Помолчав немного, он ответил:
— Я прощу его, дорогая Эмилия. Со временем…
Гертруда проводила отца до дверей и пару минут постояла, глядя ему вслед; луна светила тускло, и вскоре его высокая фигура скрылась в ночной тьме.
Глава XLVIII
Вознаграждение
Дядя Труман был похоронен на сельском кладбище в окрестностях города. От дачи мистера Грэма до этого кладбища было мили полторы, не более. Здесь же в одной ограде были похоронены и мистер Купер, и миссис Салливан.
На этих могилах Гертруда пролила немало слез; каждую годовщину она украшала их свежими венками.
В это утро, почти через неделю после описанных событий, она вновь отправилась на кладбище, и всю дорогу ее не покидали грустные мысли о Вилли.
За эти дни Вилли был у нее дважды, но с каждым его визитом все больше ощущалась неловкость. Несколько раз Вилли пытался поговорить откровенно, но Гертруда избегала этого. Ей было неприятно вспоминать, как она увидела его в Саратоге с Изабеллой Клинтон, тогда как была уверена, что после возвращения он первым делом придет к ней. Она объясняла это себе только тем, что старая дружба больше не существовала для него. Гертруда уже стала тяготиться этими свиданиями. Огорчало ее и то, что Вилли не чувствовал себя счастливым, и она горячо жалела друга своего детства.
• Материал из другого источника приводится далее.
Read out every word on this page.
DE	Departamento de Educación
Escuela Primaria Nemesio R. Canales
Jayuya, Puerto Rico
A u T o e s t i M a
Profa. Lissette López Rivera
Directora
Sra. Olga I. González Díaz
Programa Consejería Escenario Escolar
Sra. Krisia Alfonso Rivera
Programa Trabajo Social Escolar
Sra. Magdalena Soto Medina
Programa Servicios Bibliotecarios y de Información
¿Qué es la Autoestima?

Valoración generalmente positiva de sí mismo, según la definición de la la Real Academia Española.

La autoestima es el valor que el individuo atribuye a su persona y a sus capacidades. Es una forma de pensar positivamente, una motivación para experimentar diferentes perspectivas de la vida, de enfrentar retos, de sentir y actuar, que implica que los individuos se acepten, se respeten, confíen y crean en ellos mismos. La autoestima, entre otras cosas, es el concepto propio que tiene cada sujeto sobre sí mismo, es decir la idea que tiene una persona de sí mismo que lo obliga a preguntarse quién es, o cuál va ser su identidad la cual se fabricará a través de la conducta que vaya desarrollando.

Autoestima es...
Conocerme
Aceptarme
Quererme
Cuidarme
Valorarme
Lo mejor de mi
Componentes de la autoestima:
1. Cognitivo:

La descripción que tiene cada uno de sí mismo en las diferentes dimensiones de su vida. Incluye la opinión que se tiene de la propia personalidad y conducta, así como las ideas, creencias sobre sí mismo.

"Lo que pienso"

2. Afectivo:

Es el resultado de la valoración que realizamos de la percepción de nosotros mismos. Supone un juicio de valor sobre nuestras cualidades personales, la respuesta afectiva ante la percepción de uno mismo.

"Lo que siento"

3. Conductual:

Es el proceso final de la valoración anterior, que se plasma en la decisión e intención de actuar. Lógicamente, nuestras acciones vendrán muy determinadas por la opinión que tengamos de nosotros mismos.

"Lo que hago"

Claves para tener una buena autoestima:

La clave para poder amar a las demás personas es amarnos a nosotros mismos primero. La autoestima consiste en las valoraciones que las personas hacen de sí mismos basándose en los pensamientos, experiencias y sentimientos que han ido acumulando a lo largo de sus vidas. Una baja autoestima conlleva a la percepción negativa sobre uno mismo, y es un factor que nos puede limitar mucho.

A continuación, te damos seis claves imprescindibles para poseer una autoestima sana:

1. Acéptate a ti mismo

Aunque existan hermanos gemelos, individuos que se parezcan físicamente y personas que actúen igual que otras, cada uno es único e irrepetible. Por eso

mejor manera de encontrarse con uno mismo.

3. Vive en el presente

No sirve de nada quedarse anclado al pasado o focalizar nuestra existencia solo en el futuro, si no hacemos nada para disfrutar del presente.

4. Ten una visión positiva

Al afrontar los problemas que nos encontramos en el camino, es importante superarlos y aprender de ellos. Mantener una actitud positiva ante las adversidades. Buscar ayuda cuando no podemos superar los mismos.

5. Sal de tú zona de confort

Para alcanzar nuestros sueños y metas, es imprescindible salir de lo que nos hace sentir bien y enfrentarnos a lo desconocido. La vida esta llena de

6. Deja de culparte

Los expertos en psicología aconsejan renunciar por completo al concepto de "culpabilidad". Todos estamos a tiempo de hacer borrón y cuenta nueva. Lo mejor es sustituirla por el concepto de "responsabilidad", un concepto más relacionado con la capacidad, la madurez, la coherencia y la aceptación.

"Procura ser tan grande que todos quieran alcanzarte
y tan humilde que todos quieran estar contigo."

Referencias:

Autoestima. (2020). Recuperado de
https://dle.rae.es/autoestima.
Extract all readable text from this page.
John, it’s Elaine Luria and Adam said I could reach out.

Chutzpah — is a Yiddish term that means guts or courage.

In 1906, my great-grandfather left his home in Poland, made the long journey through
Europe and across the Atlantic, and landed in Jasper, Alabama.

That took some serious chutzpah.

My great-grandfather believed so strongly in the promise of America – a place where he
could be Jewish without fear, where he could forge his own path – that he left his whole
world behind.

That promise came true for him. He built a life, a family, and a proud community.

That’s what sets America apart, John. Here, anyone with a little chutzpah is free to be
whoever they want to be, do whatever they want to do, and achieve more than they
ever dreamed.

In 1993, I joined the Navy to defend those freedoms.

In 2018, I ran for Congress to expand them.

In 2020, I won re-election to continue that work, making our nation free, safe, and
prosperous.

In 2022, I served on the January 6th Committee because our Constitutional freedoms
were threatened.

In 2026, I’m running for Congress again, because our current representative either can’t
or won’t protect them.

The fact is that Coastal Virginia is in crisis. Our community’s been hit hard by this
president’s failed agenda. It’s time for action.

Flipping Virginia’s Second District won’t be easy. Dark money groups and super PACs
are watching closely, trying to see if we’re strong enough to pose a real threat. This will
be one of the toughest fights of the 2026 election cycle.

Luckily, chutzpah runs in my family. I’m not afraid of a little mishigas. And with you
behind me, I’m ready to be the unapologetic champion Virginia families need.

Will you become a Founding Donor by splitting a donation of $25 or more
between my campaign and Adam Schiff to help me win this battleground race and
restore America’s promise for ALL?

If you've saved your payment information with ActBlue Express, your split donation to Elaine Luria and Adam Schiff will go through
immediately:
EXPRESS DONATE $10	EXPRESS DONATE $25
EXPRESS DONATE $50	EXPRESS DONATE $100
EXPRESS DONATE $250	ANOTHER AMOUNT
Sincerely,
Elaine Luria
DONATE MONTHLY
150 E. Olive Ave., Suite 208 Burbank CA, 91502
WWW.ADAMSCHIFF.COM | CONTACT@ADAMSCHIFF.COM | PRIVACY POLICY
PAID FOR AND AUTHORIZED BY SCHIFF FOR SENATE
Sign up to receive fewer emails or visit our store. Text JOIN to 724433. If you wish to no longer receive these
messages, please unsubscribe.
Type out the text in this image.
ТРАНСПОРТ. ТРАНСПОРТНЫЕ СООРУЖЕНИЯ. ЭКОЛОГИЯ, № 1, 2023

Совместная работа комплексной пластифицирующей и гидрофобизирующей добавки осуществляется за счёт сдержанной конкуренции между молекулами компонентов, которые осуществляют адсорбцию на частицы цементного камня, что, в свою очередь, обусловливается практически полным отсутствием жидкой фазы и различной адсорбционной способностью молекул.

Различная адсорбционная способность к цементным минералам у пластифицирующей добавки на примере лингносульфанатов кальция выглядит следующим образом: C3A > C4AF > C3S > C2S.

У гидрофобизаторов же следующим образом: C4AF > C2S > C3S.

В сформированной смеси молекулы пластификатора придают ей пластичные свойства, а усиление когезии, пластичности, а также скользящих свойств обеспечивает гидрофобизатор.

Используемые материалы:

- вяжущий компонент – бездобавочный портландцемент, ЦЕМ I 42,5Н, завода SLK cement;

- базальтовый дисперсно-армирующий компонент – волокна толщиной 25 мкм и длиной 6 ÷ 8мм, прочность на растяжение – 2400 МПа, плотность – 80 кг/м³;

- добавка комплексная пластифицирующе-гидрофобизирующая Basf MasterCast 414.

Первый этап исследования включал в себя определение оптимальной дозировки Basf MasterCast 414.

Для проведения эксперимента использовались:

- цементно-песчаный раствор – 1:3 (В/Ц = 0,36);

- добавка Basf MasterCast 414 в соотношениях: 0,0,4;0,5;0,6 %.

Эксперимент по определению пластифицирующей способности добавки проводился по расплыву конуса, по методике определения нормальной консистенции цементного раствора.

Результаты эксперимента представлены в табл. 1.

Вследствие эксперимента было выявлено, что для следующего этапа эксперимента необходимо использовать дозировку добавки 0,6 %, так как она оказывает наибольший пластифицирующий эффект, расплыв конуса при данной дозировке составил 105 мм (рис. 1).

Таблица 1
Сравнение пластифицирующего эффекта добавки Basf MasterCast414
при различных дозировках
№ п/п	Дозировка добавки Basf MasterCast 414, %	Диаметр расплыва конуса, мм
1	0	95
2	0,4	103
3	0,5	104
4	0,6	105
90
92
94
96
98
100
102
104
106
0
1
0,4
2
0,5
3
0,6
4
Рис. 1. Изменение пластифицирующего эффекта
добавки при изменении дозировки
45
Скоро показались высокие сосны, росшие у входа на кладбище. Она шла по главной аллее, медленно поднимаясь на взгорок. Казалось, здесь было тише, чем обычно. Ни звука кругом, только изредка прощебечет птичка… Среди этой торжественной тишины ею овладело то печальное и возвышенное настроение, которое охватывает нас при воспоминании об умерших близких.
Она свернула на боковую дорожку, прошла по узкой тропинке и очутилась у огороженного участка, где покоились ее друзья.
Место было тенистое и уединенное, с одной стороны укрытое выступом горы; с другой стороны столетний дуб простер над ним свои густые ветви. Простенькая железная решетка заросла посаженным Гертрудой плющом.